The night before Ryker died, Tara FaceTimed her husband and their two sons, Ryker and Parker, who was 9 years old, to say good night. On August 8, 2018, Ryker died from Sudden Unexplained Death in Childhood (SUDC).
Tara and her family were devastated and traumatized by Ryker’s passing. But one silver lining was Tara’s supportive work environment. “I knew I could rely on my company to just handle things,” Tara said. The entire Midwestern division of her company started a GoFundMe to cover Ryker’s funeral expenses, which raised $5,000 within 48 hours. Paychex corporate donated an additional $5,000, so the funeral was completely covered. “Coworkers who hadn’t even met me came to the funeral,” Tara said. “It was not pretty, but they were there on a Sunday afternoon.”
To prevent Tara from having to constantly rehash the details of her family’s tragic story in the immediate aftermath, the company kept HR looped in on her behalf. When she called her manager to tell him that two weeks after Ryker’s death, insurance claims were being denied because of a mistake on the hospital’s part, her employer made all the necessary phone calls for her to get the claims approved. Paychex also offered her and her family six free grief counseling sessions, and set up the initial consultation so that Tara didn’t have to spend time combing through a list of counselors that fit her specifications.
Tara started easing back into work 16 days after Ryker died, and was back full-time after a month, though she was told she could take all the time she needed. On the anniversary of Ryker’s death, even though “it’s not a thing to call in sad,” her sales team took calls and covered meetings. Tara acknowledged how competitive the sales field can be, but says her coworkers “weren’t like that at all.” In the fiscal year following Ryker’s death, Tara distinguished herself as number one in her district, and was one of the top five rookie employees of the company.
To add to the “rollercoaster of emotions” Tara and her family were experiencing, eight weeks after Ryker died, Tara found out she was pregnant. She and her husband welcomed their daughter, Tinsley, in May 2019, one day after their son Parker’s 10th birthday. “I had never had a full paid maternity leave, before,” Tara said. At Paychex, she was able to take 12 weeks of fully paid leave. “All I did was focus on Tinsley,” Tara said. “It allowed bonding time without affecting my family financially.”

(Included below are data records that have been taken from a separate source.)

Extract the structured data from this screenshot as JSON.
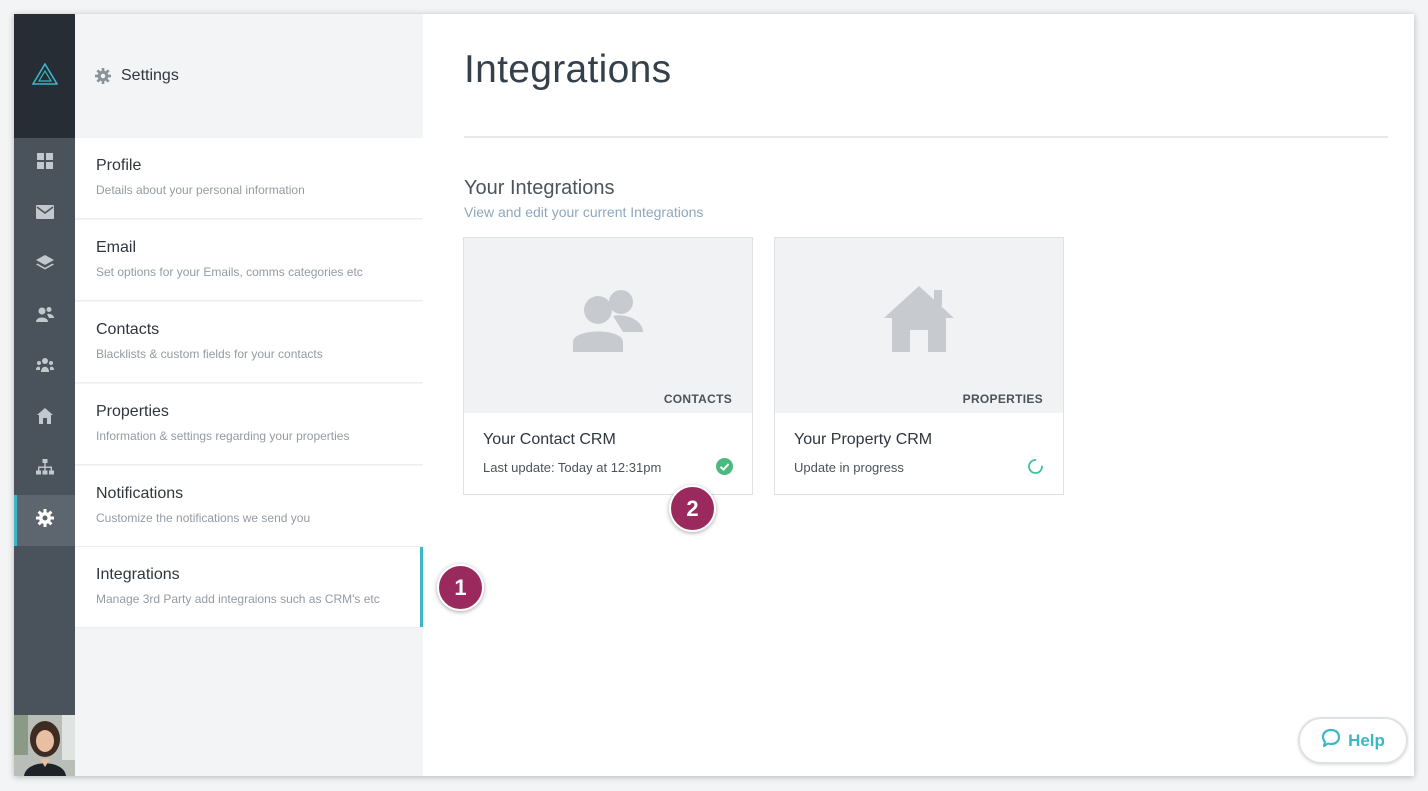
{
  "app": {
    "logo_icon": "triangle-logo-icon",
    "accent_color": "#3bb7c6",
    "badge_color": "#9a2a5e"
  },
  "rail": {
    "items": [
      {
        "icon": "dashboard-icon",
        "active": false
      },
      {
        "icon": "mail-icon",
        "active": false
      },
      {
        "icon": "layers-icon",
        "active": false
      },
      {
        "icon": "contacts-icon",
        "active": false
      },
      {
        "icon": "team-icon",
        "active": false
      },
      {
        "icon": "home-icon",
        "active": false
      },
      {
        "icon": "org-chart-icon",
        "active": false
      },
      {
        "icon": "gear-icon",
        "active": true
      }
    ],
    "avatar": "user-avatar"
  },
  "settings": {
    "title": "Settings",
    "items": [
      {
        "label": "Profile",
        "desc": "Details about your personal information"
      },
      {
        "label": "Email",
        "desc": "Set options for your Emails, comms categories etc"
      },
      {
        "label": "Contacts",
        "desc": "Blacklists & custom fields for your contacts"
      },
      {
        "label": "Properties",
        "desc": "Information & settings regarding your properties"
      },
      {
        "label": "Notifications",
        "desc": "Customize the notifications we send you"
      },
      {
        "label": "Integrations",
        "desc": "Manage 3rd Party add integraions such as CRM's etc"
      }
    ],
    "active_item": "Integrations"
  },
  "main": {
    "title": "Integrations",
    "section_title": "Your Integrations",
    "section_sub": "View and edit your current Integrations",
    "cards": [
      {
        "tag": "CONTACTS",
        "name": "Your Contact CRM",
        "status": "Last update: Today at 12:31pm",
        "state_icon": "check-circle-icon",
        "state_color": "#4cb97e"
      },
      {
        "tag": "PROPERTIES",
        "name": "Your Property CRM",
        "status": "Update in progress",
        "state_icon": "spinner-icon",
        "state_color": "#3cc0a0"
      }
    ]
  },
  "badges": [
    "1",
    "2"
  ],
  "help": {
    "label": "Help",
    "icon": "chat-bubble-icon"
  }
}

Now, over a year after Ryker’s passing, Tara is grateful for her company, and for the ability to continue telling her son’s story. As a representative constantly in touch with HR reps at other companies, Tara has had many bosses and HR departments call her to ask how they can best help employees undergoing a tragedy similar to hers. Tara also created Honoring Ryker cards. The back of the card features a smiling photo of Ryker, and a poem encouraging the card’s receiver to do a good deed.
This act of kindness is done with love To honor sweet Ryker in Heaven above. Do something good for someone in need, There is love and joy in every selfless deed. Pay it forward, do what you can, We miss him more than anyone can understand.

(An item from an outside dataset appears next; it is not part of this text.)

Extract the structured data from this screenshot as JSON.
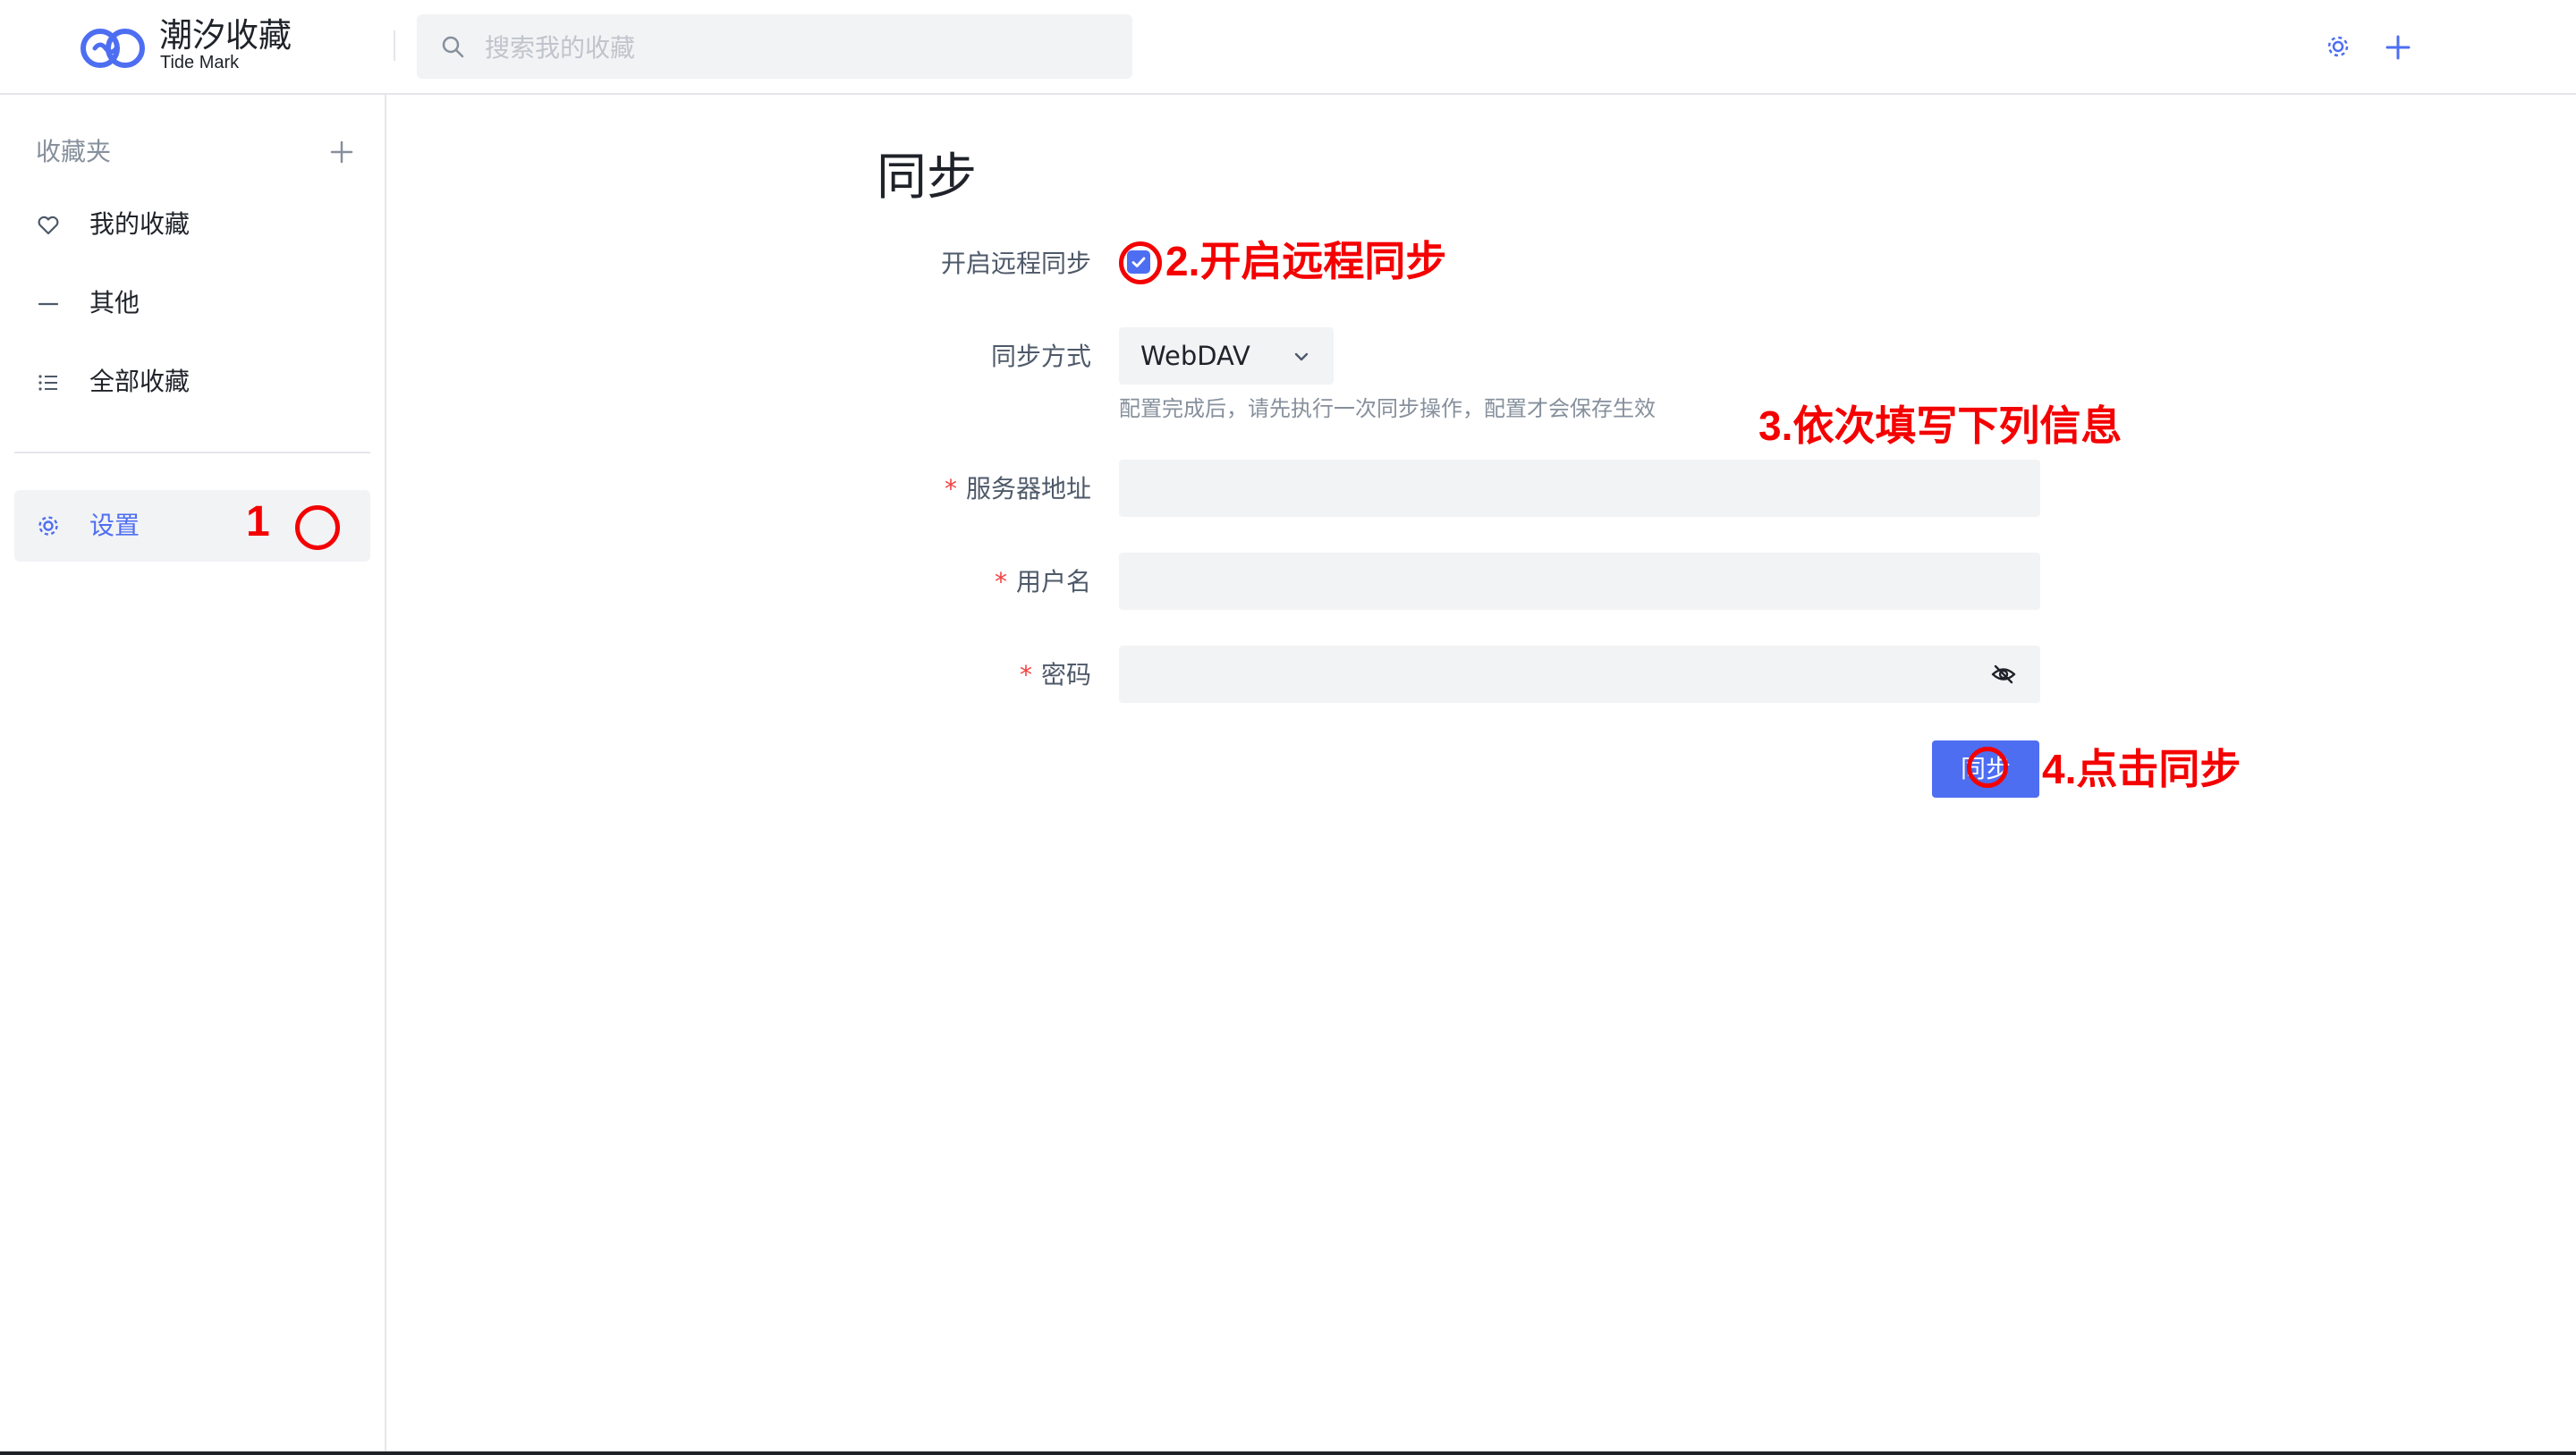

Tara likes to pass the card to people in line at Starbucks. Sometimes she’ll write a note, like in the photo above, which she left in a hotel room. Sometimes she’ll slip the card and a $5, $10, $20 bill underneath a can of formula, or on top of a pack of diapers, at Target or Walmart. Anything to honor Ryker, and to pay forward the kindness she received after he passed.

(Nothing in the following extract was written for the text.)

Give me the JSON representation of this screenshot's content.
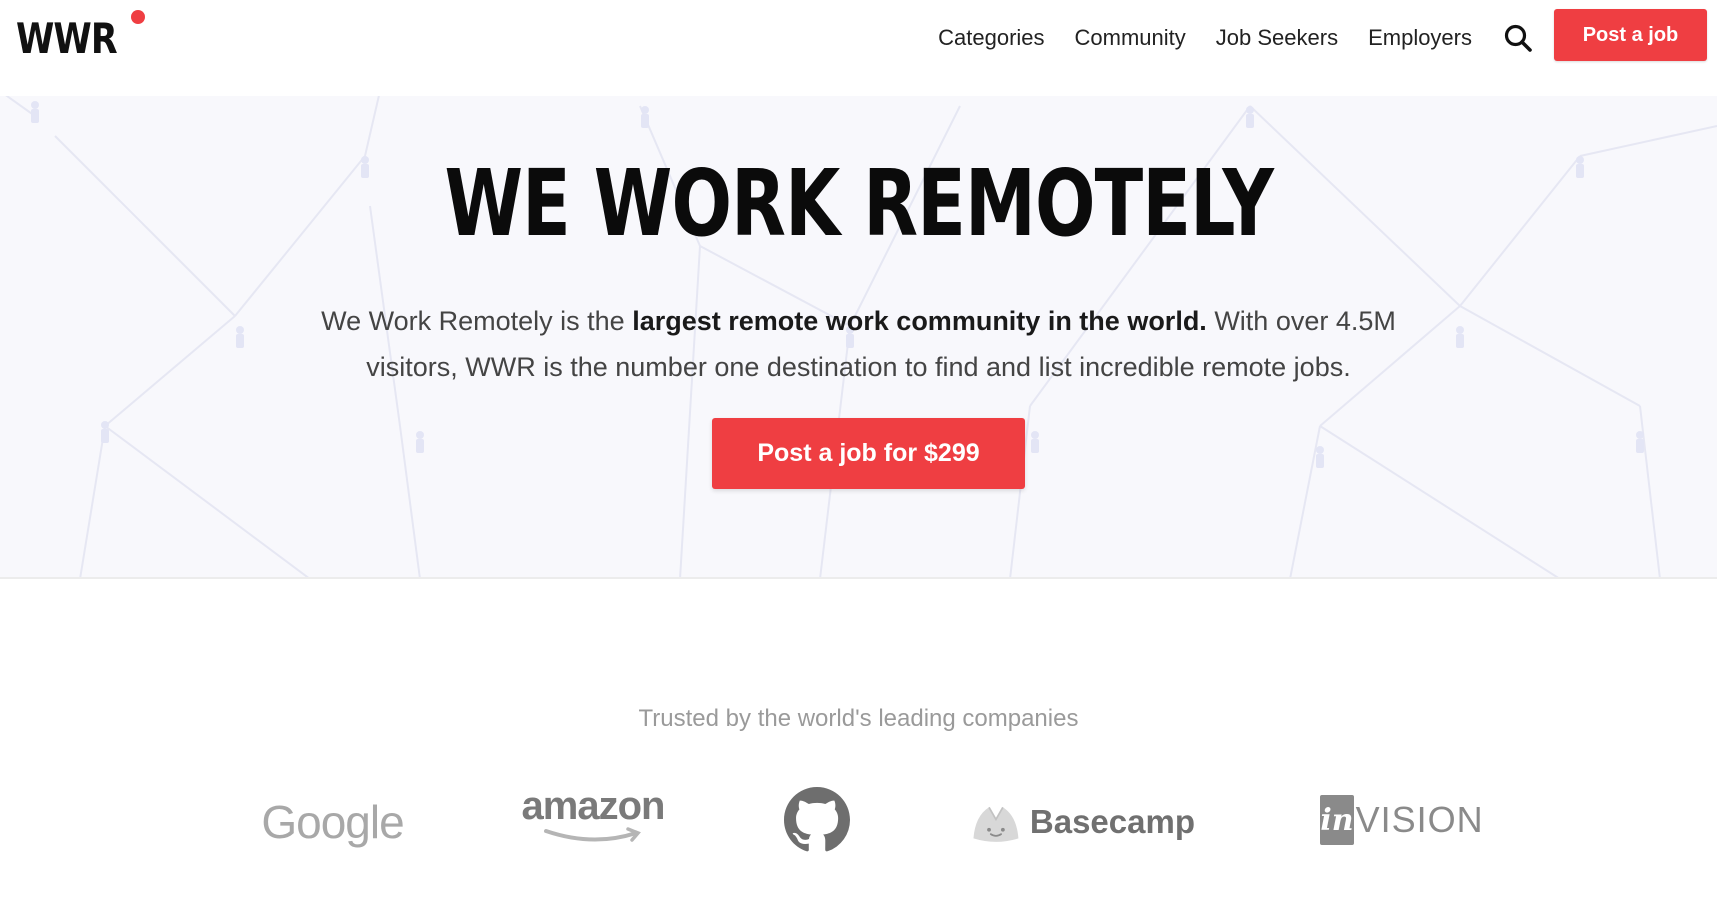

Before he passed, Tara went on five to six overnight trips a month for work. Now, she sticks to one or two. The way her company rallied around her in times of great loss (and happiness, like when her daughter Tinsley was born) and how she now uses her career to influence other companies to do the same shows a rare and surprisingly heartfelt side to corporate culture. We hope more companies are inspired to extend the same compassion to their employees in times of need.